Die Gesellschaft im 21. Jahrhundert ohne Internet ist kaum noch vorstellbar. Die mediale Kommunikation hat andere seit Jahrhunderten übliche Kommunikationsformen wie zum Beispiel den Briefverkehr zunehmend verdrängt. Das Internet ist zum Leitmedium unserer Gesellschaft geworden. Diesem Leitmedium kann und will sich unsere Kirche nicht verweigern. Es gilt vielmehr die Chancen zu nutzen, die uns das Internet bietet.

Wie und mit welchem Auftrag will Kirche in Zukunft im Internet präsent sein? Wie reagiert die Landeskirche auf Facebook, Twitter und Co? Und welche Hilfestellungen sollen Mitarbeitende für einen verantwortungsvollen Umgang mit dem "Web 2.0" erhalten? Auskunft darüber gibt die Internetstrategie "das Netz sinnvoll nutzen", die der Landekirchenrat im Februar 2012 beschlossen hat.

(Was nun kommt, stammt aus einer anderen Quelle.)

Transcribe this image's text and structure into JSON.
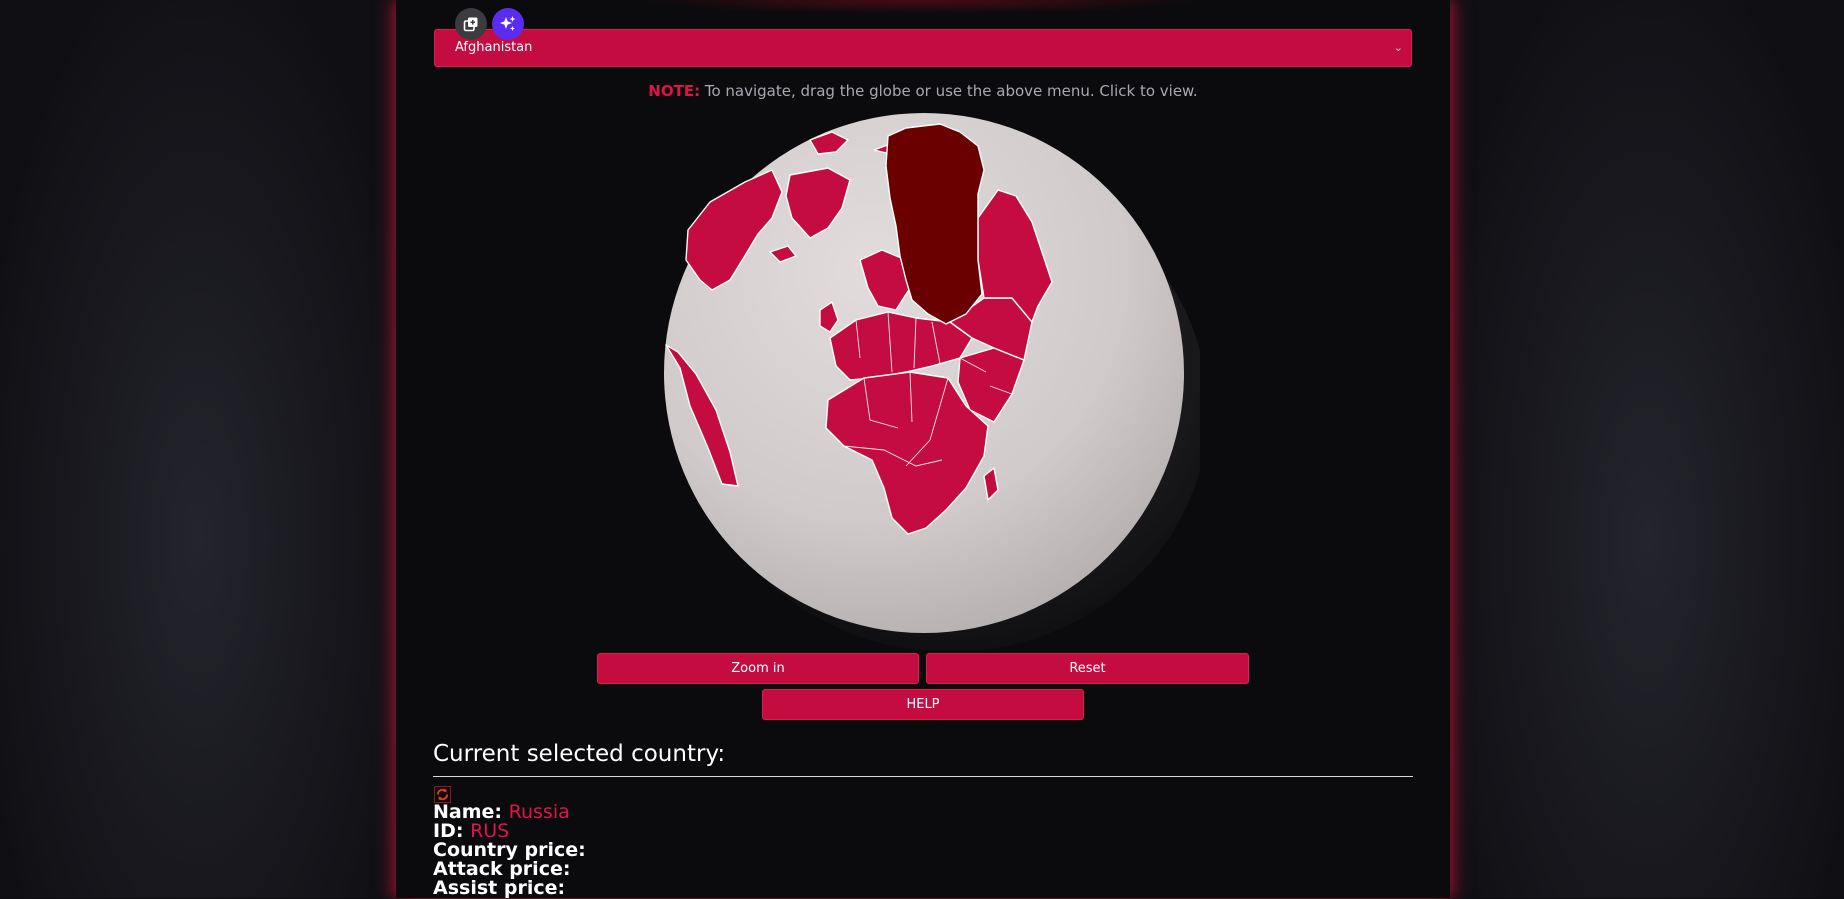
{
  "toolbar": {
    "copy_icon": "copy-icon",
    "ai_icon": "sparkles-icon"
  },
  "country_select": {
    "selected": "Afghanistan"
  },
  "note": {
    "label": "NOTE:",
    "text": " To navigate, drag the globe or use the above menu. Click to view."
  },
  "globe": {
    "highlighted_country": "Russia",
    "land_color": "#c40c40",
    "highlight_color": "#6b0000",
    "ocean_color": "#d6d0d0"
  },
  "buttons": {
    "zoom_in": "Zoom in",
    "reset": "Reset",
    "help": "HELP"
  },
  "selected": {
    "heading": "Current selected country:",
    "name_label": "Name:",
    "name_value": "Russia",
    "id_label": "ID:",
    "id_value": "RUS",
    "country_price_label": "Country price:",
    "attack_price_label": "Attack price:",
    "assist_price_label": "Assist price:"
  },
  "colors": {
    "accent": "#c40c40",
    "accent_text": "#e0144a",
    "panel": "#0b0b0d"
  }
}
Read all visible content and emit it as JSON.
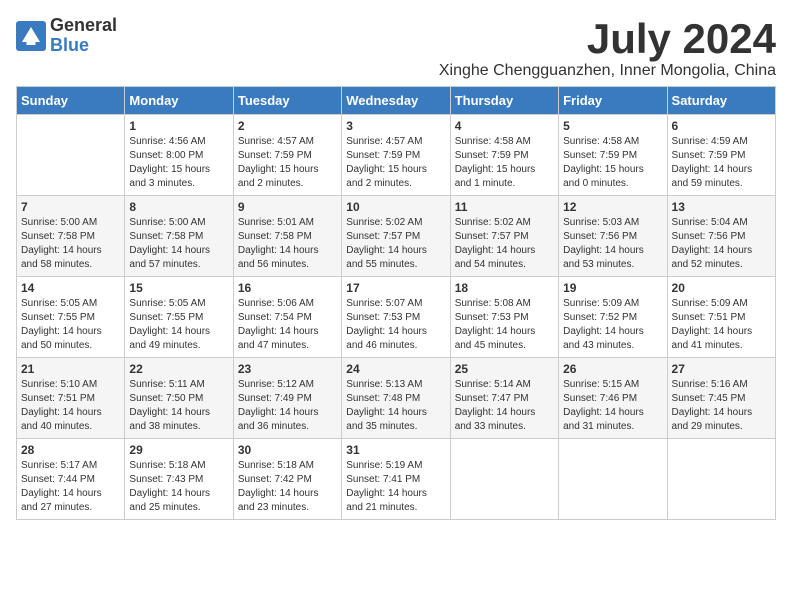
{
  "logo": {
    "general": "General",
    "blue": "Blue"
  },
  "header": {
    "month": "July 2024",
    "location": "Xinghe Chengguanzhen, Inner Mongolia, China"
  },
  "weekdays": [
    "Sunday",
    "Monday",
    "Tuesday",
    "Wednesday",
    "Thursday",
    "Friday",
    "Saturday"
  ],
  "weeks": [
    [
      {
        "day": "",
        "info": ""
      },
      {
        "day": "1",
        "info": "Sunrise: 4:56 AM\nSunset: 8:00 PM\nDaylight: 15 hours\nand 3 minutes."
      },
      {
        "day": "2",
        "info": "Sunrise: 4:57 AM\nSunset: 7:59 PM\nDaylight: 15 hours\nand 2 minutes."
      },
      {
        "day": "3",
        "info": "Sunrise: 4:57 AM\nSunset: 7:59 PM\nDaylight: 15 hours\nand 2 minutes."
      },
      {
        "day": "4",
        "info": "Sunrise: 4:58 AM\nSunset: 7:59 PM\nDaylight: 15 hours\nand 1 minute."
      },
      {
        "day": "5",
        "info": "Sunrise: 4:58 AM\nSunset: 7:59 PM\nDaylight: 15 hours\nand 0 minutes."
      },
      {
        "day": "6",
        "info": "Sunrise: 4:59 AM\nSunset: 7:59 PM\nDaylight: 14 hours\nand 59 minutes."
      }
    ],
    [
      {
        "day": "7",
        "info": "Sunrise: 5:00 AM\nSunset: 7:58 PM\nDaylight: 14 hours\nand 58 minutes."
      },
      {
        "day": "8",
        "info": "Sunrise: 5:00 AM\nSunset: 7:58 PM\nDaylight: 14 hours\nand 57 minutes."
      },
      {
        "day": "9",
        "info": "Sunrise: 5:01 AM\nSunset: 7:58 PM\nDaylight: 14 hours\nand 56 minutes."
      },
      {
        "day": "10",
        "info": "Sunrise: 5:02 AM\nSunset: 7:57 PM\nDaylight: 14 hours\nand 55 minutes."
      },
      {
        "day": "11",
        "info": "Sunrise: 5:02 AM\nSunset: 7:57 PM\nDaylight: 14 hours\nand 54 minutes."
      },
      {
        "day": "12",
        "info": "Sunrise: 5:03 AM\nSunset: 7:56 PM\nDaylight: 14 hours\nand 53 minutes."
      },
      {
        "day": "13",
        "info": "Sunrise: 5:04 AM\nSunset: 7:56 PM\nDaylight: 14 hours\nand 52 minutes."
      }
    ],
    [
      {
        "day": "14",
        "info": "Sunrise: 5:05 AM\nSunset: 7:55 PM\nDaylight: 14 hours\nand 50 minutes."
      },
      {
        "day": "15",
        "info": "Sunrise: 5:05 AM\nSunset: 7:55 PM\nDaylight: 14 hours\nand 49 minutes."
      },
      {
        "day": "16",
        "info": "Sunrise: 5:06 AM\nSunset: 7:54 PM\nDaylight: 14 hours\nand 47 minutes."
      },
      {
        "day": "17",
        "info": "Sunrise: 5:07 AM\nSunset: 7:53 PM\nDaylight: 14 hours\nand 46 minutes."
      },
      {
        "day": "18",
        "info": "Sunrise: 5:08 AM\nSunset: 7:53 PM\nDaylight: 14 hours\nand 45 minutes."
      },
      {
        "day": "19",
        "info": "Sunrise: 5:09 AM\nSunset: 7:52 PM\nDaylight: 14 hours\nand 43 minutes."
      },
      {
        "day": "20",
        "info": "Sunrise: 5:09 AM\nSunset: 7:51 PM\nDaylight: 14 hours\nand 41 minutes."
      }
    ],
    [
      {
        "day": "21",
        "info": "Sunrise: 5:10 AM\nSunset: 7:51 PM\nDaylight: 14 hours\nand 40 minutes."
      },
      {
        "day": "22",
        "info": "Sunrise: 5:11 AM\nSunset: 7:50 PM\nDaylight: 14 hours\nand 38 minutes."
      },
      {
        "day": "23",
        "info": "Sunrise: 5:12 AM\nSunset: 7:49 PM\nDaylight: 14 hours\nand 36 minutes."
      },
      {
        "day": "24",
        "info": "Sunrise: 5:13 AM\nSunset: 7:48 PM\nDaylight: 14 hours\nand 35 minutes."
      },
      {
        "day": "25",
        "info": "Sunrise: 5:14 AM\nSunset: 7:47 PM\nDaylight: 14 hours\nand 33 minutes."
      },
      {
        "day": "26",
        "info": "Sunrise: 5:15 AM\nSunset: 7:46 PM\nDaylight: 14 hours\nand 31 minutes."
      },
      {
        "day": "27",
        "info": "Sunrise: 5:16 AM\nSunset: 7:45 PM\nDaylight: 14 hours\nand 29 minutes."
      }
    ],
    [
      {
        "day": "28",
        "info": "Sunrise: 5:17 AM\nSunset: 7:44 PM\nDaylight: 14 hours\nand 27 minutes."
      },
      {
        "day": "29",
        "info": "Sunrise: 5:18 AM\nSunset: 7:43 PM\nDaylight: 14 hours\nand 25 minutes."
      },
      {
        "day": "30",
        "info": "Sunrise: 5:18 AM\nSunset: 7:42 PM\nDaylight: 14 hours\nand 23 minutes."
      },
      {
        "day": "31",
        "info": "Sunrise: 5:19 AM\nSunset: 7:41 PM\nDaylight: 14 hours\nand 21 minutes."
      },
      {
        "day": "",
        "info": ""
      },
      {
        "day": "",
        "info": ""
      },
      {
        "day": "",
        "info": ""
      }
    ]
  ]
}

Das Netz sinnvoll nutzen, heißt für die ELKB, im Internet Gemeinschaften (communities) im Sinne der Kirche zu bilden und bestehende Gemeinschaften durch Kontakt und Kommunikation zu unterstützen, um das Evangelium Jesu Christi zu verbreiten. Über verschiedene Netzwerke und Plattformen besteht die Möglichkeit, Menschen, die wenig Kontakt zur Kirche haben, in ihren medialen Räumen anzutreffen und mit ihnen ins Gespräch zu kommen.

Neben den Chancen birgt das Internet aber auch Gefahren und Risiken. Viele Menschen verlieren sich darin oder flüchten in Parallelwelten. Darum ist es wichtig, das Internet verantwortungsvoll zu nutzen. Die zunehmend ins Zentrum rückende Medienethik dient dafür als wichtige Hilfe.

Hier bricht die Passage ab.